Success, says Obree, was also profoundly lonely. "It is isolating. It divides you from the rest of society because they are not successful by your definition. You're limiting your circle of friends to other successful people, in inverted commas. That's one of the main reasons I turned down an MBE, because I've got enough separating me from other people already without having a bloody title after my name."

But isn't this curious coming from a sportsman, the kind of person who needs to be defined by targets, by reaching goals and getting to the top of the pedestal? Obree thinks not – in fact, he thinks there is a strong link between successful people, including sports people, and mental illness. Do successful people have more mental health problems? "Yes, they do," he says. "Striving for success on top of success is a form of insanity. In business you can keep striving, but in sport you will go over the top of the graph and it's downhill from there.

"Sport will also attract the mentally ill at the highest level. People who are prone to depression are more likely to do sport, and they are more likely to be good at sport because they need the success to feel good, otherwise they'll feel depressed. All sport does is subjugate the depression. It's a form of obsessive behaviour. People who exhibit a desire to be the best in the world should be prohibited from doing so. They should be told: no, you're going to the therapy door."

Which is exactly what Obree did. For years, he saw the same psychologist and he's also a big fan of self-analysis and talking to friends about what you're really thinking. "Most general depression is caused by letting other people put on you. I've got it under control. If somebody hacks me off, I will tell them. Or if I've done something wrong, I'll say, 'Look, I need to apologise for that.' You've got to keep your side of the street clean in terms of not having anything to feel guilty about and not allowing other people to put on you. A lot of depression is anger and resentment that's got nothing else to turn to."

Another factor in dealing with his depression was coming to terms with his sexuality ("coming out made me less fearful") but so was thinking deeply about what he wanted in life and how he approached it. To this end, even though he's working towards the land speed record, he no longer feels dictated to by success and has his own definition.

"My definition of success is different from the one in the book," he says. "Success is usually associated with financial wealth or what stages you reach in your employment, whereas I don't think that's success at all. It's success in the eyes of the modern western world. Success is being at one with yourself."
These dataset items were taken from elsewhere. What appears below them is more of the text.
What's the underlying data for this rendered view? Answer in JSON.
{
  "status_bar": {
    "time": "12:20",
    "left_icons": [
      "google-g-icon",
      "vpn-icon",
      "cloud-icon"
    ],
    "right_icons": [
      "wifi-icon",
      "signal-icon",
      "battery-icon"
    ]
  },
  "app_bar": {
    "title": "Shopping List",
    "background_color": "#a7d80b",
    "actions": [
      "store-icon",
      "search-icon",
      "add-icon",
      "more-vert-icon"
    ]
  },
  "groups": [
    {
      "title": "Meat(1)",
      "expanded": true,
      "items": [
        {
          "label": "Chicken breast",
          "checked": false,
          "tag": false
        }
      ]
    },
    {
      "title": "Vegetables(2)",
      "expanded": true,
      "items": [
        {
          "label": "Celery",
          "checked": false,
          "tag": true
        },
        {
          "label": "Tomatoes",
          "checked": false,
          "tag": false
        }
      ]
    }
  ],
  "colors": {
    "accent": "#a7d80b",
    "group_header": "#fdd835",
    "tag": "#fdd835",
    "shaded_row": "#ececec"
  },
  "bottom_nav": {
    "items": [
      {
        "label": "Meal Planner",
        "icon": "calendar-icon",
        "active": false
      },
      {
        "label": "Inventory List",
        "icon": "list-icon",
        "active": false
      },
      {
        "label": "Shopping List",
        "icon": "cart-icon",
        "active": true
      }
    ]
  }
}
It is also, for him, about being free of ambition, or rather putting ambition in its proper context. Yes, he is building a bike with a view to breaking a world record, but he wants to go for the record without burning his brains out with fear and pressure. It will also be a chance for his two sons, 19 and 21, to see him cycling competitively for the first time.

He accepts that this recumbent, reinvented attitude to ambition and success, particularly from a sportsman, could be confusing to some, particularly perhaps those pushy fathers who scream at their underperforming sons from touchlines. But better that way, says Obree, than making yourself mentally ill.

"At the top I was the most mentally ill," he says, "and I know that by feeling mentally good, I am less likely to succeed. But I would rather be feeling all right. I'm probably now the least competitive person I know. I'm free of the quest because I don't need to win to feel good about myself."